Nabe’s Apocalyptic Visionary Stages Retrospective

NYT Photo: Joe ColemanNew York Times: Joe Coleman Gets a Retrospective at the Tilton Gallery in Manhattan:  If P. T. Barnum had hired Breughel or Bosch to paint sideshow banners, they might have resembled the art of Joe Coleman. Obsessively depicting a grim moral universe of transgression and retribution, Mr. Coleman paints grotesque images of murderers and victims, freaks and monsters, disease, depravity and perversities of every kind.

In his painstakingly detailed paintings, Charles Manson leers, JonBenet Ramsey pouts, pinheads dance, drunkards lie with poxied whores, and corpses display their wounds like obscene stigmata. Drug addicts loll in ruined cityscapes under boiling H-bomb skies, 1930’s gangsters grin on their way to the gallows, and Mr. Coleman and his wife, Whitney Ward, reign over the apocalypse, enthroned on the head of a giant Satan. In a startlingly prophetic vision of his from 2000, the twin towers burn…

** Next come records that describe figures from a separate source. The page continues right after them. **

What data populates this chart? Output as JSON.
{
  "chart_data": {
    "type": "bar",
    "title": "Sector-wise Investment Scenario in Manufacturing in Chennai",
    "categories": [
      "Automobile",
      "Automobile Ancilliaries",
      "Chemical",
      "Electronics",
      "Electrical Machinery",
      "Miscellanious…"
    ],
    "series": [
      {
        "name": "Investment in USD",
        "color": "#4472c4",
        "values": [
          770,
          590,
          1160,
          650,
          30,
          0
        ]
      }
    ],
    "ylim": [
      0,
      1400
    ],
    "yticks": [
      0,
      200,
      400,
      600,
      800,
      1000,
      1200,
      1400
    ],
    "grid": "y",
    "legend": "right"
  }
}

Through the 1980’s Mr. Coleman acted out his shocking and violent cosmology in infamous performances at performing arts spaces and galleries. He revived the sideshow geek act of biting the heads off live mice, outraging animal rights advocates. He set fires onstage, once threatened an arty crowd with a loaded shotgun, and often concluded his act by igniting a chest-pack of dynamite, an explosive stunt for which he was arrested in Boston in 1989 on charges of operating an “infernal machine.” He framed the arrest warrant.

Now 50, his Mephistophelean beard streaked with gray, Mr. Coleman mostly confines his provocations to his paintings and expresses his sideshow interests through the Odditorium, his name for the small Brooklyn Heights apartment he and Ms. Ward share with a dime museum’s worth of curiosities.